The Democratic governor posed for five sets of photographs during a ceremony to accommodate the large number of supporters in attendance to see one of the high-profile bills signed.
“This will allow us to have a more highly educated workforce in our state,” O’Malley said, during a bill-signing ceremony where he signed scores of other measures.
Supporters cheered the occasion outside the Maryland State House, chanting “Yes, we can,” and “U-S-A!”
Jerry Torres, a 19-year-old who has been following the legislation this year as a member of an immigrant service group in the Washington suburbs called CASA de Maryland, praised the law.
“I’m a legal resident, but I’m doing it for other people, like my friends and some people in my family,” Torres, of Silver Spring, said.
The measure allows undocumented immigrants to pay in-state tuition rates at public colleges if they complete two years at a community college. Students also will have to show that their parents paid state income taxes. Male students also will be required to sign up for Selective Service to be eligible for the draft.
Republican opponents are leading a petition drive in hopes of overturning the legislation in a 2012 referendum. Opponents have until May 31 to submit one-third of the 55,700 signatures needed to put the measure on next year’s ballot. The rest are due June 30. The bill is set to take effect June 30.

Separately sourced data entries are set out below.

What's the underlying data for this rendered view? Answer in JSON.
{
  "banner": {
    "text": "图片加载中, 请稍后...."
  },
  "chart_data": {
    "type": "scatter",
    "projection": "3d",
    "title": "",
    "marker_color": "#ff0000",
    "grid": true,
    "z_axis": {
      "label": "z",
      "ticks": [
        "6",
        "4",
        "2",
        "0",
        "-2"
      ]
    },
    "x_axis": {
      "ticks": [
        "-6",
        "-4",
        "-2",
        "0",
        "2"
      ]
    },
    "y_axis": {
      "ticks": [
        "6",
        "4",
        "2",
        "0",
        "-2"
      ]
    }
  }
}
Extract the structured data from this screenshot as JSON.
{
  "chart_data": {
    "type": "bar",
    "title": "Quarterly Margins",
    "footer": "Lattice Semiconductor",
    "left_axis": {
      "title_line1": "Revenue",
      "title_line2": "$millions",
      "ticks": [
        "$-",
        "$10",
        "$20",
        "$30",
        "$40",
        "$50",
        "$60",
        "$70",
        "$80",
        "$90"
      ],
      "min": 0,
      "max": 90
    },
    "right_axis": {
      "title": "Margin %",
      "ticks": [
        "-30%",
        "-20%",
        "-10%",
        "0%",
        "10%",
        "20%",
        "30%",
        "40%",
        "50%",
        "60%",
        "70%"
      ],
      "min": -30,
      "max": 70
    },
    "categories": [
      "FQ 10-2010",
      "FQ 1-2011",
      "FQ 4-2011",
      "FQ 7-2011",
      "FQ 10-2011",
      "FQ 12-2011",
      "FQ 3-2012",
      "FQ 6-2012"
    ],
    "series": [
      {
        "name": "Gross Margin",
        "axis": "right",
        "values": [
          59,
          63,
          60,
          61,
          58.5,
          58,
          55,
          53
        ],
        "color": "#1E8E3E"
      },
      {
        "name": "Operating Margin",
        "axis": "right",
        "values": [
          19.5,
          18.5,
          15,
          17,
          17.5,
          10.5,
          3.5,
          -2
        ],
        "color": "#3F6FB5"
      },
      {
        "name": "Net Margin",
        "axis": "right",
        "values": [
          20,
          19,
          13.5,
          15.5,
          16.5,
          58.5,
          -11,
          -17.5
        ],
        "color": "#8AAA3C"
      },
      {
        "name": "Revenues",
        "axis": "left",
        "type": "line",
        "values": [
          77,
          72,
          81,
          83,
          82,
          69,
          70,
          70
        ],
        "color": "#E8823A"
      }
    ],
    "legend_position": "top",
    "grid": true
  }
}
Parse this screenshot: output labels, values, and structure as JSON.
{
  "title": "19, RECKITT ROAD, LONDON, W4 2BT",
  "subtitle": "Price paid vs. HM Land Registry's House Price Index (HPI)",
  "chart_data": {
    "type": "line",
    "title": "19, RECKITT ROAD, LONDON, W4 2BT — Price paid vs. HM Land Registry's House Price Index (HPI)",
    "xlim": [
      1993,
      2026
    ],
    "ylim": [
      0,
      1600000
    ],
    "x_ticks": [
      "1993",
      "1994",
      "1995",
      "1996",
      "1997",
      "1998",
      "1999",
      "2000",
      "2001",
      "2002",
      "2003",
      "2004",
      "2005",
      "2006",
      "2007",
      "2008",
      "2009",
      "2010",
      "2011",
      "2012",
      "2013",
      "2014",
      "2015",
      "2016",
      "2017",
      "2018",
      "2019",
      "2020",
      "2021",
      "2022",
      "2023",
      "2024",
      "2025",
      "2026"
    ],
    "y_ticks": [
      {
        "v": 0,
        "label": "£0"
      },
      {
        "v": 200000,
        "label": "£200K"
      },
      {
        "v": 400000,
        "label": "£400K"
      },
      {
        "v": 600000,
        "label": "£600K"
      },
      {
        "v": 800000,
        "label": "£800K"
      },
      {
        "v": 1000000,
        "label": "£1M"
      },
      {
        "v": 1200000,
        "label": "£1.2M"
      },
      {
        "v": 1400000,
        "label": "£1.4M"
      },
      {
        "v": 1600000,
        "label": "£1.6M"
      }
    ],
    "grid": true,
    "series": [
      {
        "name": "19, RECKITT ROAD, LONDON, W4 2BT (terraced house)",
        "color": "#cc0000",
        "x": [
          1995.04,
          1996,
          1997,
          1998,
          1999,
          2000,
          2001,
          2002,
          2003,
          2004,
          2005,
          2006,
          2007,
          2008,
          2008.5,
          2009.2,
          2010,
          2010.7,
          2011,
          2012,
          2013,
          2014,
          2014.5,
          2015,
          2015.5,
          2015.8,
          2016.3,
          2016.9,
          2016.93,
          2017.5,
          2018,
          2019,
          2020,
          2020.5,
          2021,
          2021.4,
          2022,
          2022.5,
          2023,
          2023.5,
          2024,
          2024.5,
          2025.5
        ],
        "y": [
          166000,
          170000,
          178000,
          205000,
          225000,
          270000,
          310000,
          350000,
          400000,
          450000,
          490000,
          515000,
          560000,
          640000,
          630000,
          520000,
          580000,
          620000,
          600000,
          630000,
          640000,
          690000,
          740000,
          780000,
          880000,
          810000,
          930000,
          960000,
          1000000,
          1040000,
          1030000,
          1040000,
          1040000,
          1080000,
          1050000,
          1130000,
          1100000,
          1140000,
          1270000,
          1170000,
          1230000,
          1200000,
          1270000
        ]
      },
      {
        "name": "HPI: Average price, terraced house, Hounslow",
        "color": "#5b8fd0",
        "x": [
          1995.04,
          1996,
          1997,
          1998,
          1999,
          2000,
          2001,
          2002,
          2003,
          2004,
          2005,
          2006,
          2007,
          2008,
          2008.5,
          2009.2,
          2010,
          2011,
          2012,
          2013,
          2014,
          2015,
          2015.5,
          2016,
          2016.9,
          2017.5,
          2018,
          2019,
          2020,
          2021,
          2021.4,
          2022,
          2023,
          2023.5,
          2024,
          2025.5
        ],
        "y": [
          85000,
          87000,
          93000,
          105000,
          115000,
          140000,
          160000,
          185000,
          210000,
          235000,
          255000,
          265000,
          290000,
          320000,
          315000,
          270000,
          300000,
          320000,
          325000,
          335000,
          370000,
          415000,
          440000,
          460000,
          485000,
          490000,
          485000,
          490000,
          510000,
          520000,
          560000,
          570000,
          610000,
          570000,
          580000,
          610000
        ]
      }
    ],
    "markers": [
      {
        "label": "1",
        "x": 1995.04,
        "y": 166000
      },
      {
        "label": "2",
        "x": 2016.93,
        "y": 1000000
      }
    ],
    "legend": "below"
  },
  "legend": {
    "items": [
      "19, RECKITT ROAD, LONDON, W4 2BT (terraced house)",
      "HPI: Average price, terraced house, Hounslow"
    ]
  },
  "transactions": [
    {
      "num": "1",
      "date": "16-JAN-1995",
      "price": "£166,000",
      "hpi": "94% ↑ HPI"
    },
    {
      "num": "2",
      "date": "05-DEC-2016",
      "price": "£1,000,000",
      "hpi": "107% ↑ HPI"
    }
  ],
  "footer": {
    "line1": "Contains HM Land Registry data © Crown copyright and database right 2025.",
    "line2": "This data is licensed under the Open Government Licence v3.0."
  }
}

Republican Delegate Patrick McDonough, one of the Maryland General Assembly’s leading critics of illegal immigration, said taxpayers are wasting millions on educating people who cannot legally be hired in the state. McDonough, who represents parts of Baltimore and Harford counties, said Maryland is being turned into a “sanctuary state” for undocumented immigrants.
“This law will only make things worse,” McDonough said.
Gustavo Torres, executive director of Casa de Maryland, said that, even if opponents succeed in the difficult task of collecting enough signatures for the referendum, he is confident Maryland voters would not overturn the legislation.
“This is about education,” Torres said. “Our people know exactly how education is so important for the families, not only for some families but for everybody.”
The legislation was one of the most high-profile bills in Maryland’s legislative session, which ended in April. Debate in the House of Delegates became so heated at times that House Speaker Michael Busch paused to ask everyone to “take a deep breath” during debate.
Since 2001, 10 states have enacted laws to allow undocumented immigrants to pay in-state tuition rates at public universities. They are California, Illinois, Kansas, Nebraska, New Mexico, New York, Oklahoma, Texas, Utah and Washington. However, many states are now cracking down on illegal immigration following Republican gains in November.
The Maryland bill includes a provision that requires undocumented immigrants receiving the reduced tuition rate to count as a part of the school’s out-of-state student pool, so in-state student slots for Maryland residents won’t be affected.
Sen. Victor Ramirez, a Prince George’s County Democrat and bill sponsor who immigrated legally as a child from El Salvador, said the bill will help people who came to the United States as young people and whose parents have been contributing members of the state for years.
“There’s not a free ride,” said Ramirez. “It’s not displacing anybody. It’s about education. It’s not about immigration.”